Every add_files operation generates a new Iceberg table snapshot with appended data.

Choosing the right in-place migration strategy

To choose the best in-place migration strategy, consider the questions in the following table.

Question

Recommendation

Explanation

Do you want to quickly migrate without rewriting data while keeping both Hive and Iceberg tables accessible for testing or gradual transition?

snapshot procedure followed by add_files procedure

Use the snapshot procedure to create a new Iceberg table by cloning the schema and referencing data files, without modifying the source table. Use the add_files procedure to incorporate partitions that were added or modified after migration, noting that re-adding modified partitions requires partition deletion first.

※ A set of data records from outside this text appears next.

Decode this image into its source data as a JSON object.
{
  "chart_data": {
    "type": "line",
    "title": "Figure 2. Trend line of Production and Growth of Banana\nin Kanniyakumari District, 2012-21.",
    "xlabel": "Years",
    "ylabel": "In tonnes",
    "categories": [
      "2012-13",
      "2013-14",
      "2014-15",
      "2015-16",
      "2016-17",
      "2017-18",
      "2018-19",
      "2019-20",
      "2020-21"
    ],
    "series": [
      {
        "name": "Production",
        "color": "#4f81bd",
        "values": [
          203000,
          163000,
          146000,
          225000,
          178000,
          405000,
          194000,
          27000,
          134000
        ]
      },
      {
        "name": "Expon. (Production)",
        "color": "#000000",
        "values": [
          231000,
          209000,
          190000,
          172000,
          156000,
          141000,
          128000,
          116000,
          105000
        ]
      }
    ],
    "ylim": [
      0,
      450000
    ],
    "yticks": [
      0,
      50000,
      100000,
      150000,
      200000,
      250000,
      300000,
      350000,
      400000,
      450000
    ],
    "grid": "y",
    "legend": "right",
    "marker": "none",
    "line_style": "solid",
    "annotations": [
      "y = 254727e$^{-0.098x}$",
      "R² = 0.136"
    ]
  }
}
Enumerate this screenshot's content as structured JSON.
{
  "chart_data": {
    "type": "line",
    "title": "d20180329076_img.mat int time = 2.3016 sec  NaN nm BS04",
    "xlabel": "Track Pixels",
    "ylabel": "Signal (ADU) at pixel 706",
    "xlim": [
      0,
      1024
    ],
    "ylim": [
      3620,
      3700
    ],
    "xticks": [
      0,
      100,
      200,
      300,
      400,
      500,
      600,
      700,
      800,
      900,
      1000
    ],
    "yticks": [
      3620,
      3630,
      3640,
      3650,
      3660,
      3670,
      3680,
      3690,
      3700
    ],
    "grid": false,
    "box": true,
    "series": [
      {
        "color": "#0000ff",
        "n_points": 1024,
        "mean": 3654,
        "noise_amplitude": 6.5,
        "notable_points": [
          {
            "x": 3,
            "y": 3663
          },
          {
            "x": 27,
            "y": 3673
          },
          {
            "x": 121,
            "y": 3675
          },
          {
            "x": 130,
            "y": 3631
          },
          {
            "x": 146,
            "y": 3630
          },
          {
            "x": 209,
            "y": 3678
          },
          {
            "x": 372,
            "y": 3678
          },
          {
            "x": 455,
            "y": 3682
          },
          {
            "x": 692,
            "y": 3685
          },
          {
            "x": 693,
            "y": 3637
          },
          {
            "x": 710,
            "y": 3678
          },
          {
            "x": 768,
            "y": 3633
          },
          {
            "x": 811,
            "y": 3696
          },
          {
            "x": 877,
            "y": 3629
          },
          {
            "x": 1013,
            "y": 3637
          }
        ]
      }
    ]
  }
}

Are you using Hive Metastore and do you want to replace your Hive table with an Iceberg table immediately, without rewriting the data?

migrate procedure followed by add_files procedure

Use the migrate procedure to create an Iceberg table, back up the source table, and replace the original table with the Iceberg version.

Note: This option is compatible with Hive Metastore but not with AWS Glue Data Catalog.

Use the add_files procedure to incorporate partitions that were added or modified after migration, noting that re-adding modified partitions requires partition deletion first.

Are you using AWS Glue Data Catalog and do you want to replace your Hive table with an Iceberg table immediately, without rewriting the data?

Adaptation of the migrate procedure, followed by add_files procedure

Replicate migrate procedure behavior:

  1. Use snapshot to create an Iceberg table.

  2. Back up the original table metadata by using AWS Glue APIs.

  3. Enable gc.enabled on Iceberg table properties.

  4. Drop the original table.

  5. Use register_table to create a new table entry with the original name.

Note: This option requires manual handling of AWS Glue API calls for metadata backup.

Use the add_files procedure to incorporate partitions that were added or modified after migration, noting that re-adding modified partitions requires partition deletion first.